Property Subject to Criminal Forfeiture under Nev. Rev. Stat. § 207.420

Any property that is derived from the proceeds of the racketeering activity at issue is subject to criminal forfeiture under Nevada law.  If that property cannot be reached, the court can order other property of the defendant to be forfeited.

The specific statutory language of Nev. Rev. Stat. § 207.420 provides:

  1. If the indictment or information filed regarding a violation of NRS 207.400 alleges that real or personal property was derived from, through, or used or intended for use in the course of the unlawful act and the extent of that property:

(a) The jury; or

(b) If the trial is without a jury, the court,

shall, upon a conviction, determine at a separate hearing the extent of the property to be forfeited.  If the indictment or information does not include such an allegation, the property is not subject to criminal forfeiture.

  1. The property subject to criminal forfeiture pursuant to subsection 1 includes:

(a) Any title or interest acquired or maintained by the unlawful conduct;

(b) Any proceeds derived from the unlawful conduct;

(c) Any property or contractual right which affords a source of influence over any enterprise established, operated, controlled, participated in or conducted in violation of NRS 207.400;

(d) Any position, office, appointment, tenure or contract of employment;

(1) Which was acquired or maintained in violation of NRS 207.400;

(2) Through which the convicted person conducted or participated in the conduct of such unlawful affairs of an enterprise; or

(3) Which afforded the convicted person a source of influence or control over the affairs of an enterprise which the convicted person exercised in violation of NRS 207.400;

(e) Any compensation, right or benefit derived from a position, office, appointment, tenure or contract of employment that accrued to the convicted person during the period of unlawful conduct; and

(f) Any amount payable or paid under any contract for goods or services which was awarded or performed in violation of NRS 207.400.

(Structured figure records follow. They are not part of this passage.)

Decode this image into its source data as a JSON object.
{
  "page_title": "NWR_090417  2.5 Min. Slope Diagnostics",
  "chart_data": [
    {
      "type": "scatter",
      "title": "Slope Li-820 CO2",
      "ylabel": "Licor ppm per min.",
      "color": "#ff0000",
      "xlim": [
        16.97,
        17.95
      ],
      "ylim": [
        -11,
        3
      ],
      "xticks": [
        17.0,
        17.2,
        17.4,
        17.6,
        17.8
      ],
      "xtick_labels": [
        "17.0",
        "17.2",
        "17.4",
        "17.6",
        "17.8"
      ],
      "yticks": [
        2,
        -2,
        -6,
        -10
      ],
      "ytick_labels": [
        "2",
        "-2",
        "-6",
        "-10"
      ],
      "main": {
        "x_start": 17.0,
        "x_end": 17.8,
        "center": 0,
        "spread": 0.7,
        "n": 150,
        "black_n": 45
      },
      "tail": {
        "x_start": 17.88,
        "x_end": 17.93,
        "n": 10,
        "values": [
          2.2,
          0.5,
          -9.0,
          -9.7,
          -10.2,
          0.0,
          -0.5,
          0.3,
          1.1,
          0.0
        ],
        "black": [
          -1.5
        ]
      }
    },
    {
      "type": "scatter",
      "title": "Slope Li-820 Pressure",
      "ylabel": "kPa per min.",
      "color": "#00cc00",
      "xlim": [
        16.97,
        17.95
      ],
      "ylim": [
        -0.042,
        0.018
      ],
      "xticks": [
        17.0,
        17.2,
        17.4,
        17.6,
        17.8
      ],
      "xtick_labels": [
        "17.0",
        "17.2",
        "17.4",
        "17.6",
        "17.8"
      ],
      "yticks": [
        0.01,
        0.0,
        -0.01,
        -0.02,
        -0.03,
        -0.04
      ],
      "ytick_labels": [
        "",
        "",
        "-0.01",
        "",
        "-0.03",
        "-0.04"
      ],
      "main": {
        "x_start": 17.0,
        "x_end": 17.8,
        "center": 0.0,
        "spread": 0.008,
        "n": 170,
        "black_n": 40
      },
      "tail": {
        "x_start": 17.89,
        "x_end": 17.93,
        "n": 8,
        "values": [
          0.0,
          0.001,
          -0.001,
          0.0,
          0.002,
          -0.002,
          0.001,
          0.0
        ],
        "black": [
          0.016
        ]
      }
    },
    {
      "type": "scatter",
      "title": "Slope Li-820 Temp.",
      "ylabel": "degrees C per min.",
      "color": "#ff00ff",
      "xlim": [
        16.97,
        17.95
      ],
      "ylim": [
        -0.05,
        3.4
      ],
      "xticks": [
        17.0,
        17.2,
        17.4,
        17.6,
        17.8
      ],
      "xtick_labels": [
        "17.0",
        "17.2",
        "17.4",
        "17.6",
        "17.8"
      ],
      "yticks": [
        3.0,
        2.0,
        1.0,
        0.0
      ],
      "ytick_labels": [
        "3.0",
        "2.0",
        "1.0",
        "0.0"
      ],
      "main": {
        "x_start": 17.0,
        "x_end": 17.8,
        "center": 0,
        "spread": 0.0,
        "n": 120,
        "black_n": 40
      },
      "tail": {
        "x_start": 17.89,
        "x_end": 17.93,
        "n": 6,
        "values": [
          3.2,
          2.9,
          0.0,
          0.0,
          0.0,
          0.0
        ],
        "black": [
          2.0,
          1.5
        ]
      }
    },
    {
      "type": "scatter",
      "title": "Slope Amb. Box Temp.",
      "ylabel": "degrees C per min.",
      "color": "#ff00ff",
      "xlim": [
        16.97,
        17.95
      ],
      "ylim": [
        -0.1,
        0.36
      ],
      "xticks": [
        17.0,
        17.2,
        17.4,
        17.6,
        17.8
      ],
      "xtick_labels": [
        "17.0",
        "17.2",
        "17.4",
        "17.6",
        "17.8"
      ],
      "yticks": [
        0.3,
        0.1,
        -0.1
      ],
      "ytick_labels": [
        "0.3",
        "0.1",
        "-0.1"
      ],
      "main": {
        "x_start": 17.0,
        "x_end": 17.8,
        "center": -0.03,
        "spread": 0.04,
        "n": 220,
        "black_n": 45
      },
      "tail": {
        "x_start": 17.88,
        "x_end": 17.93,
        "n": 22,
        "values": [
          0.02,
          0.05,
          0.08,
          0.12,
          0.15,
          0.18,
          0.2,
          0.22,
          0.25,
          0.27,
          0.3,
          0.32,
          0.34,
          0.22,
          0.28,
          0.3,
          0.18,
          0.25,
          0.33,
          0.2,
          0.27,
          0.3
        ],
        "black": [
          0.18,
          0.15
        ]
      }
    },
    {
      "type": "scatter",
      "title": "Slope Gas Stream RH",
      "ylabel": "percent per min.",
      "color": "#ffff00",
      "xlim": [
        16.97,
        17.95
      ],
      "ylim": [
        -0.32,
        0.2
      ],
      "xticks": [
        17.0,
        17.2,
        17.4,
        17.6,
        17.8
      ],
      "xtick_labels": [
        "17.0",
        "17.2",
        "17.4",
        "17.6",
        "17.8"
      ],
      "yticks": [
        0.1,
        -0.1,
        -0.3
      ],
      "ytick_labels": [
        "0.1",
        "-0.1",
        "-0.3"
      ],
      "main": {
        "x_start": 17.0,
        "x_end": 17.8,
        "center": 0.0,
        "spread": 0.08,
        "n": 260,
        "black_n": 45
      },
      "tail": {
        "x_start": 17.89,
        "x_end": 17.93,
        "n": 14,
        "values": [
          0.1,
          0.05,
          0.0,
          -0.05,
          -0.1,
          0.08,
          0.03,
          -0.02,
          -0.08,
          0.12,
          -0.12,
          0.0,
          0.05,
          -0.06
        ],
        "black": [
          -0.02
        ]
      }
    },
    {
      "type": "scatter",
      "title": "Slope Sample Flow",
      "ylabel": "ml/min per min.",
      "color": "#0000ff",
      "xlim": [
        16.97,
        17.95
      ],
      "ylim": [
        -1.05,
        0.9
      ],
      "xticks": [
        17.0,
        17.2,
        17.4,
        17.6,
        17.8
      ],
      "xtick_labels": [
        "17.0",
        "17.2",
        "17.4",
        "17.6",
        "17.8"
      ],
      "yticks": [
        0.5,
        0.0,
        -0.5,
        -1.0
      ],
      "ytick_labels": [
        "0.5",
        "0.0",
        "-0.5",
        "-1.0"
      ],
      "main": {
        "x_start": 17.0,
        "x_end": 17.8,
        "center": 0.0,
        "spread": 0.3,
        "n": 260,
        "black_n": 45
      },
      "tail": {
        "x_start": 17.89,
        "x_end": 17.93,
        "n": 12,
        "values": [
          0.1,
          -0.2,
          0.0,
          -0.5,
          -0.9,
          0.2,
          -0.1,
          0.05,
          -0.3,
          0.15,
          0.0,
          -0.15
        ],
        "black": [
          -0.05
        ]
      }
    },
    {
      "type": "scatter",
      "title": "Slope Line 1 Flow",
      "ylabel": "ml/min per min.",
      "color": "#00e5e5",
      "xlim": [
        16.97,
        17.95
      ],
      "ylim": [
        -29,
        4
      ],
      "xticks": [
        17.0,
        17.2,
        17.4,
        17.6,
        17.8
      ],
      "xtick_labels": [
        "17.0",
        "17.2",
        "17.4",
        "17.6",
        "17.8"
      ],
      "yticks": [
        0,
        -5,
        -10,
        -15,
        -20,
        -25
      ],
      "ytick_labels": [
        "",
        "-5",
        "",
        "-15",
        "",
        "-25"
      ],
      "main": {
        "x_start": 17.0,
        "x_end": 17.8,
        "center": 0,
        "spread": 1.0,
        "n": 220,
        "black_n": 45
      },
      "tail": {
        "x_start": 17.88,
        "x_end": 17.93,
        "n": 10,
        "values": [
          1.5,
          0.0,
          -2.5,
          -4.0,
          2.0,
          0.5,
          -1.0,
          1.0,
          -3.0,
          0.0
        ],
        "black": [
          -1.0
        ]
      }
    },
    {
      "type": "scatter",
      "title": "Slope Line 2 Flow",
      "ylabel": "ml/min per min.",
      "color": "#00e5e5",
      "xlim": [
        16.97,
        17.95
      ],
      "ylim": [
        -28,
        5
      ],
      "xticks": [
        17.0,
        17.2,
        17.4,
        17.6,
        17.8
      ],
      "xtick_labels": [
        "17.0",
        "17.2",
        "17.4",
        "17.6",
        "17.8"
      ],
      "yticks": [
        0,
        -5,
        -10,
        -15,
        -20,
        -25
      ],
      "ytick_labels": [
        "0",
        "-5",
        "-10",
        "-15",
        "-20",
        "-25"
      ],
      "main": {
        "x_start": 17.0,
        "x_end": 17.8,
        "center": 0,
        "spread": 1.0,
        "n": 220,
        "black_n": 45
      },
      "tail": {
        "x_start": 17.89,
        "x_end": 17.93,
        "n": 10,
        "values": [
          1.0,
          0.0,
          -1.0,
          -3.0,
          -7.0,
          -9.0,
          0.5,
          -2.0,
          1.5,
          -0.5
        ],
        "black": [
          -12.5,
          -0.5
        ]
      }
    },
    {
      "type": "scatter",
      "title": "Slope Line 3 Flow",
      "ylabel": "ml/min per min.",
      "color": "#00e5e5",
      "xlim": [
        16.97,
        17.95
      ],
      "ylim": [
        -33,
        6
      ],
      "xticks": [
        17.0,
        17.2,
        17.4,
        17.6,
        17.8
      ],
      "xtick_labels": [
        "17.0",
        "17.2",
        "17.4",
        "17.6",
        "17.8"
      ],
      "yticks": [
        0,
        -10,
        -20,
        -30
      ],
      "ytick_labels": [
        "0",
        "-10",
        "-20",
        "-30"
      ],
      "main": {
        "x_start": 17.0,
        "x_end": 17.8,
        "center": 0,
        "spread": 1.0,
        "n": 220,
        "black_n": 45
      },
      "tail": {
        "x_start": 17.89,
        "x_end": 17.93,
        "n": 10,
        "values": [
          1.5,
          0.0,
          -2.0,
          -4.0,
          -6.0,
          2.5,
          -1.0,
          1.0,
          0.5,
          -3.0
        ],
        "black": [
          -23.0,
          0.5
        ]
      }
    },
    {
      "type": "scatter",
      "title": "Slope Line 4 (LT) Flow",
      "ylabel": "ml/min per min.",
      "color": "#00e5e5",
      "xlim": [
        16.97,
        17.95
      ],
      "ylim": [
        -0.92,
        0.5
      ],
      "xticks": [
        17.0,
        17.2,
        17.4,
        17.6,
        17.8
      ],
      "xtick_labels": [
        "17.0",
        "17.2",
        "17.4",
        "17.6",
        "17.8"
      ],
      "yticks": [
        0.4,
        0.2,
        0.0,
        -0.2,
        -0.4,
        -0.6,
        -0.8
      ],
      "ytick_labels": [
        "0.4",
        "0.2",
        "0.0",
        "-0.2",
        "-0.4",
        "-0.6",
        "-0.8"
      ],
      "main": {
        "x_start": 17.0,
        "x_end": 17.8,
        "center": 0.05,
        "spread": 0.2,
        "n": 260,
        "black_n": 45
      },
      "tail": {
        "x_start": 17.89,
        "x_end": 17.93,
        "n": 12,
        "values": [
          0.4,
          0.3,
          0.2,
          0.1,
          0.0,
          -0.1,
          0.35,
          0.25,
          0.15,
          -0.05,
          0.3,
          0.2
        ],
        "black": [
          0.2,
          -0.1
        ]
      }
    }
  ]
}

(3) If the property which is ordered to be criminally forfeited pursuant to subsection 1:

(a) Cannot be located;

(b) Has been sold to a purchaser in good faith for value;

(c) Has been placed beyond the jurisdiction of the court;

(d) Has been substantially diminished in value by the conduct of the defendant;

(e) Has been commingled with other property which cannot be divided without difficulty or undue injury to innocent persons; or

(f) Is otherwise unreachable without undue injury to innocent persons,

the court shall order the forfeiture of other property of the defendant up to the value of the property that is unreachable.